Prep 15 mins
Cook 1 hr 10 mins
You can substitute sour cream for the yogurt and 2 teaspoons almond extract can be substituted for vanilla.
- 2 1⁄4 cups sugar
- 1⁄2 cup butter (no subs!)
- 4 ounces cream cheese, softened
- 3 teaspoons vanilla
- 1 tablespoon grated lemon zest
- 4 eggs
- 3 cups flour, divided
- 2 cups blueberries (fresh or frozen)
- 1 teaspoon baking powder
- 1⁄2 teaspoon baking soda
- 1⁄2 teaspoon salt
- 1 (8 ounce) container lemon yogurt (or use vanilla yogurt)
- 1⁄2 cup powdered sugar
- 1 tablespoon fresh lemon juice
- Set oven to 350 degrees.
- Grease a 10-inch tube pan.
- In a bowl using an electric mixer on medium speed mix tother the sugar, butter, cream cheese, vanilla and lemon zest until well blended (beat no less than 5 minutes).

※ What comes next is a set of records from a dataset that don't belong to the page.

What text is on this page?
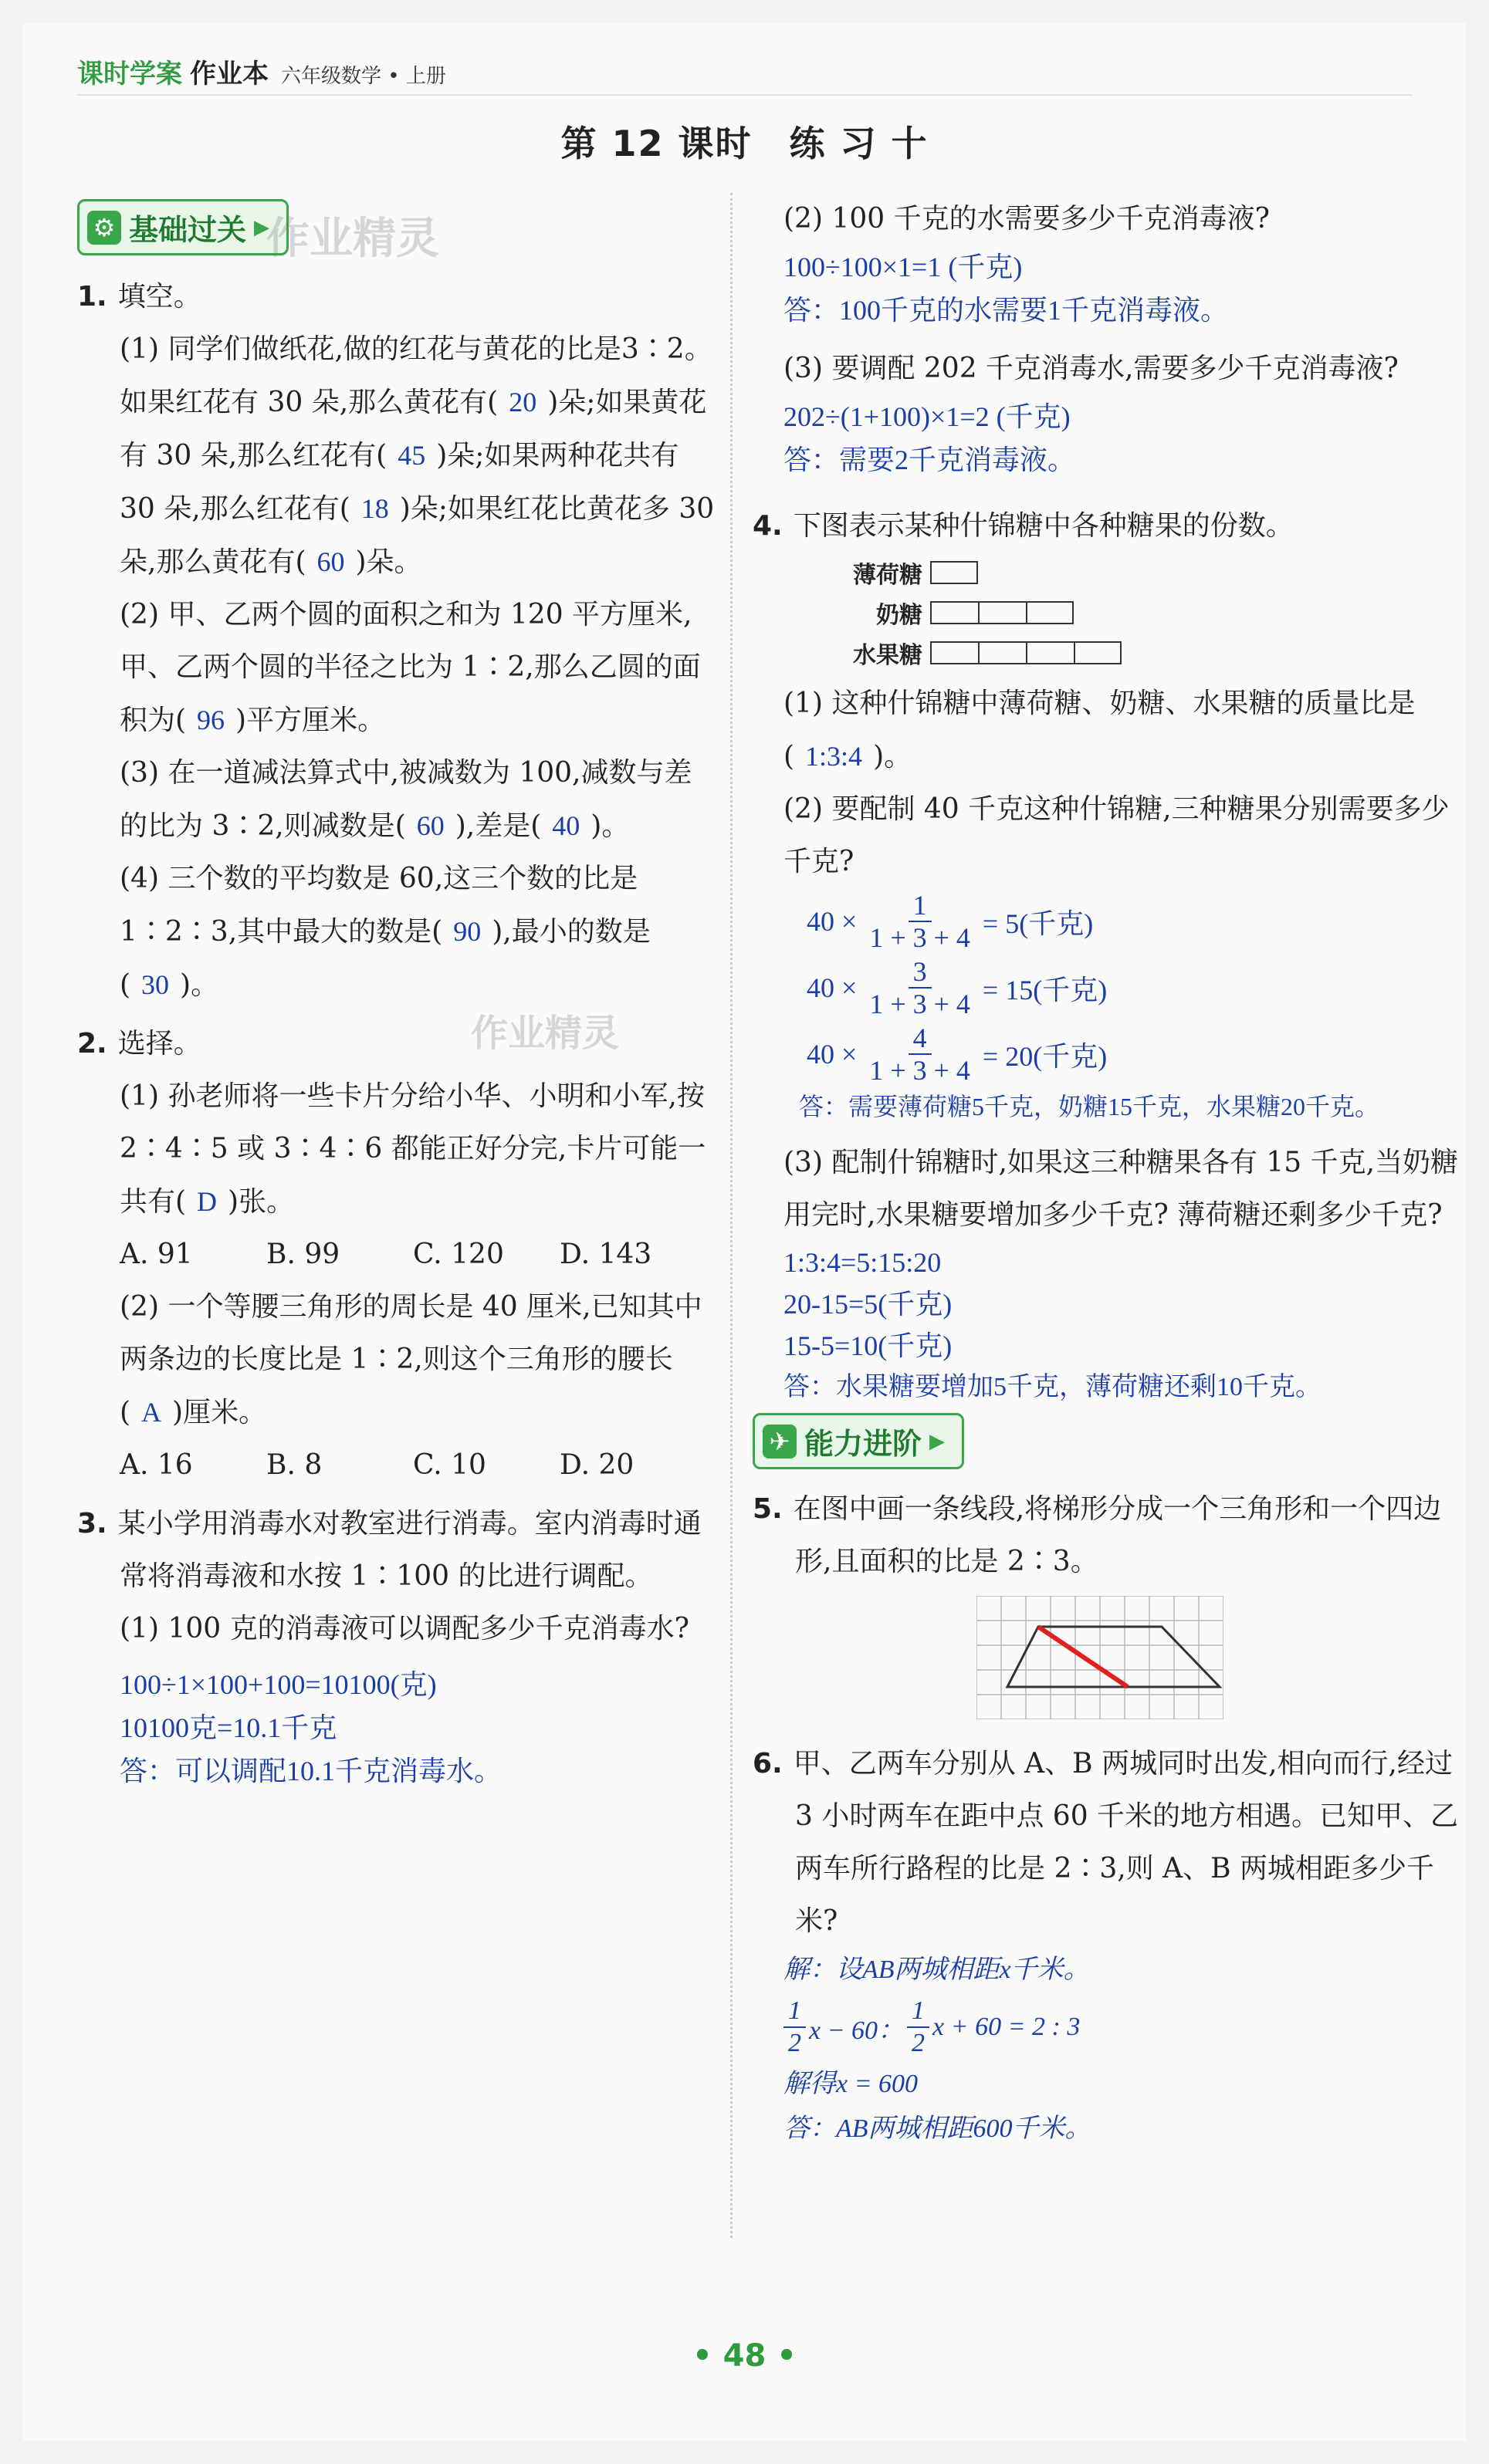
课时学案 作业本 六年级数学 • 上册
第 12 课时　练 习 十
⚙ 基础过关 ▶
1. 填空。
(1) 同学们做纸花,做的红花与黄花的比是3∶2。如果红花有 30 朵,那么黄花有( 20 )朵;如果黄花有 30 朵,那么红花有( 45 )朵;如果两种花共有 30 朵,那么红花有( 18 )朵;如果红花比黄花多 30 朵,那么黄花有( 60 )朵。
(2) 甲、乙两个圆的面积之和为 120 平方厘米,甲、乙两个圆的半径之比为 1∶2,那么乙圆的面积为( 96 )平方厘米。
(3) 在一道减法算式中,被减数为 100,减数与差的比为 3∶2,则减数是( 60 ),差是( 40 )。
(4) 三个数的平均数是 60,这三个数的比是1∶2∶3,其中最大的数是( 90 ),最小的数是( 30 )。
2. 选择。
(1) 孙老师将一些卡片分给小华、小明和小军,按 2∶4∶5 或 3∶4∶6 都能正好分完,卡片可能一共有( D )张。
A. 91	B. 99	C. 120	D. 143
(2) 一个等腰三角形的周长是 40 厘米,已知其中两条边的长度比是 1∶2,则这个三角形的腰长( A )厘米。
A. 16	B. 8	C. 10	D. 20
3. 某小学用消毒水对教室进行消毒。室内消毒时通常将消毒液和水按 1∶100 的比进行调配。
(1) 100 克的消毒液可以调配多少千克消毒水?
100÷1×100+100=10100(克)
10100克=10.1千克
答：可以调配10.1千克消毒水。
(2) 100 千克的水需要多少千克消毒液?
100÷100×1=1 (千克)
答：100千克的水需要1千克消毒液。
(3) 要调配 202 千克消毒水,需要多少千克消毒液?
202÷(1+100)×1=2 (千克)
答：需要2千克消毒液。
4. 下图表示某种什锦糖中各种糖果的份数。
薄荷糖
奶糖
水果糖
(1) 这种什锦糖中薄荷糖、奶糖、水果糖的质量比是( 1:3:4 )。
(2) 要配制 40 千克这种什锦糖,三种糖果分别需要多少千克?
$40 \times \frac{1}{1 + 3 + 4} = 5$(千克)
$40 \times \frac{3}{1 + 3 + 4} = 15$(千克)
$40 \times \frac{4}{1 + 3 + 4} = 20$(千克)
答：需要薄荷糖5千克，奶糖15千克，水果糖20千克。
(3) 配制什锦糖时,如果这三种糖果各有 15 千克,当奶糖用完时,水果糖要增加多少千克? 薄荷糖还剩多少千克?
1:3:4=5:15:20
20-15=5(千克)
15-5=10(千克)
答：水果糖要增加5千克，薄荷糖还剩10千克。
✈ 能力进阶 ▶
5. 在图中画一条线段,将梯形分成一个三角形和一个四边形,且面积的比是 2∶3。
6. 甲、乙两车分别从 A、B 两城同时出发,相向而行,经过 3 小时两车在距中点 60 千米的地方相遇。已知甲、乙两车所行路程的比是 2∶3,则 A、B 两城相距多少千米?
解：设AB两城相距x千米。
$\frac{1}{2}$ x − 60： $\frac{1}{2}$ x + 60 = 2 : 3
解得x = 600
答：AB两城相距600千米。
作业精灵
作业精灵
• 48 •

- Add in the eggs one at a time beating well after each addition.
- Remove 2 tablespoons of flour from the 3 cups flour.
- In small bowl mix together the 2 tablespoons flour with the blueberries; toss to combine.
- In another bowl mix the remaining flour with the baking powder, baking soda and salt; add to the creamed mixture alternating with the yogurt, beginning and ending with the flour mixture.

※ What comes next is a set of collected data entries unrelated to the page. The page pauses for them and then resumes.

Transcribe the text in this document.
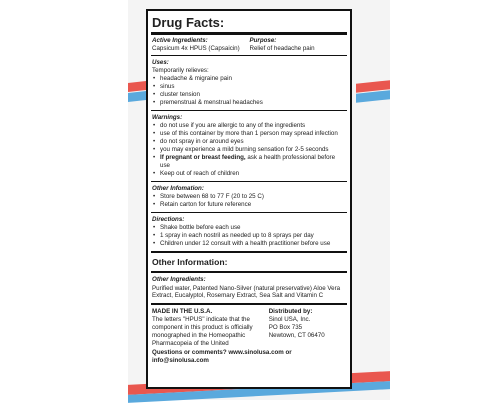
Drug Facts:
Active Ingredients:
Capsicum 4x HPUS (Capsaicin)
Purpose:
Relief of headache pain
Uses:
Temporarily relieves:
• headache & migraine pain
• sinus
• cluster tension
• premenstrual & menstrual headaches
Warnings:
• do not use if you are allergic to any of the ingredients
• use of this container by more than 1 person may spread infection
• do not spray in or around eyes
• you may experience a mild burning sensation for 2-5 seconds
• If pregnant or breast feeding, ask a health professional before use
• Keep out of reach of children
Other Infomation:
• Store between 68 to 77 F (20 to 25 C)
• Retain carton for future reference
Directions:
• Shake bottle before each use
• 1 spray in each nostril as needed up to 8 sprays per day
• Children under 12 consult with a health practitioner before use
Other Information:
Other Ingredients:
Purified water, Patented Nano-Silver (natural preservative) Aloe Vera Extract, Eucalyptol, Rosemary Extract, Sea Salt and Vitamin C
MADE IN THE U.S.A.
The letters "HPUS" indicate that the component in this product is officially monographed in the Homeopathic Pharmacopeia of the United
Distributed by:
Sinol USA, Inc.
PO Box 735
Newtown, CT 06470
Questions or comments? www.sinolusa.com or info@sinolusa.com
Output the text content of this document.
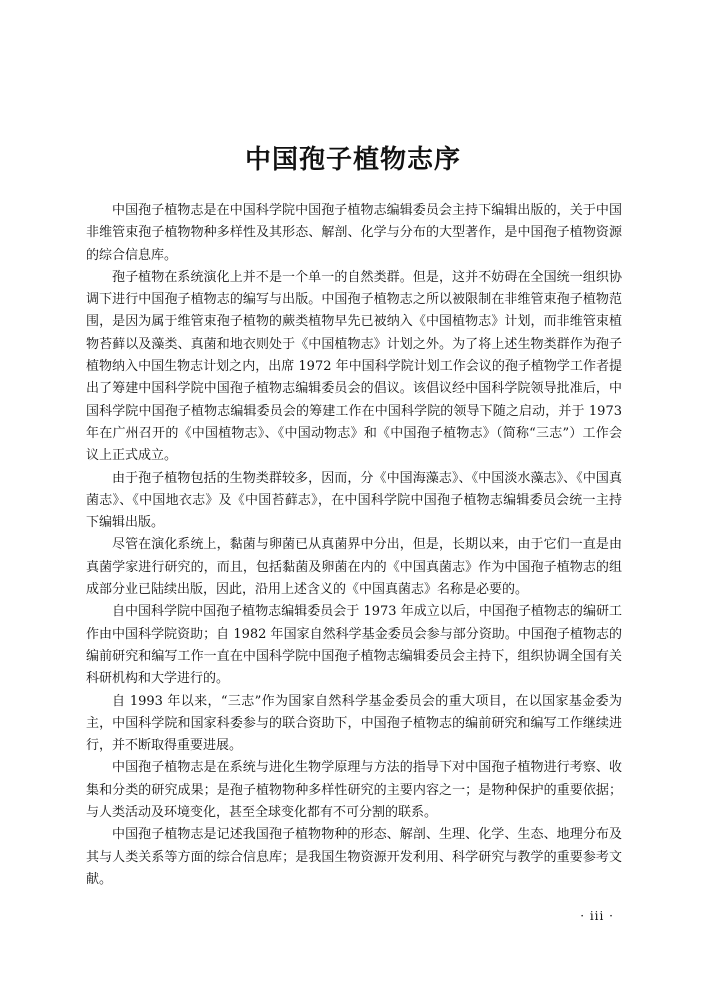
中国孢子植物志序

中国孢子植物志是在中国科学院中国孢子植物志编辑委员会主持下编辑出版的，关于中国非维管束孢子植物物种多样性及其形态、解剖、化学与分布的大型著作，是中国孢子植物资源的综合信息库。

孢子植物在系统演化上并不是一个单一的自然类群。但是，这并不妨碍在全国统一组织协调下进行中国孢子植物志的编写与出版。中国孢子植物志之所以被限制在非维管束孢子植物范围，是因为属于维管束孢子植物的蕨类植物早先已被纳入《中国植物志》计划，而非维管束植物苔藓以及藻类、真菌和地衣则处于《中国植物志》计划之外。为了将上述生物类群作为孢子植物纳入中国生物志计划之内，出席 1972 年中国科学院计划工作会议的孢子植物学工作者提出了筹建中国科学院中国孢子植物志编辑委员会的倡议。该倡议经中国科学院领导批准后，中国科学院中国孢子植物志编辑委员会的筹建工作在中国科学院的领导下随之启动，并于 1973 年在广州召开的《中国植物志》、《中国动物志》和《中国孢子植物志》（简称“三志”）工作会议上正式成立。

由于孢子植物包括的生物类群较多，因而，分《中国海藻志》、《中国淡水藻志》、《中国真菌志》、《中国地衣志》及《中国苔藓志》，在中国科学院中国孢子植物志编辑委员会统一主持下编辑出版。

尽管在演化系统上，黏菌与卵菌已从真菌界中分出，但是，长期以来，由于它们一直是由真菌学家进行研究的，而且，包括黏菌及卵菌在内的《中国真菌志》作为中国孢子植物志的组成部分业已陆续出版，因此，沿用上述含义的《中国真菌志》名称是必要的。

自中国科学院中国孢子植物志编辑委员会于 1973 年成立以后，中国孢子植物志的编研工作由中国科学院资助；自 1982 年国家自然科学基金委员会参与部分资助。中国孢子植物志的编前研究和编写工作一直在中国科学院中国孢子植物志编辑委员会主持下，组织协调全国有关科研机构和大学进行的。

自 1993 年以来，“三志”作为国家自然科学基金委员会的重大项目，在以国家基金委为主，中国科学院和国家科委参与的联合资助下，中国孢子植物志的编前研究和编写工作继续进行，并不断取得重要进展。

中国孢子植物志是在系统与进化生物学原理与方法的指导下对中国孢子植物进行考察、收集和分类的研究成果；是孢子植物物种多样性研究的主要内容之一；是物种保护的重要依据；与人类活动及环境变化，甚至全球变化都有不可分割的联系。

中国孢子植物志是记述我国孢子植物物种的形态、解剖、生理、化学、生态、地理分布及其与人类关系等方面的综合信息库；是我国生物资源开发利用、科学研究与教学的重要参考文献。

· iii ·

- Fold in the blueberries.
- Transfer the mixture to prepared tube pan.
- Bake for about 65-70 minutes, or until the cake tests done.
- Cool cake in pan for about 10 minutes, then remove from pan.
- In a small bowl whisk the powdered sugar with lemon juice, then drizzle over warm cake.
This is really good! I love the lemony taste. I used a silicone cake pan and I do not recommend that. Part of the cake stuck to the pan and then I remembered that happened last time I used it. So the cake did not turn out so pretty but it is delicious! I will make this again.
I actually used dried blueberries to make this and it was excellent. It disappeared in a flash. A keeper for sure.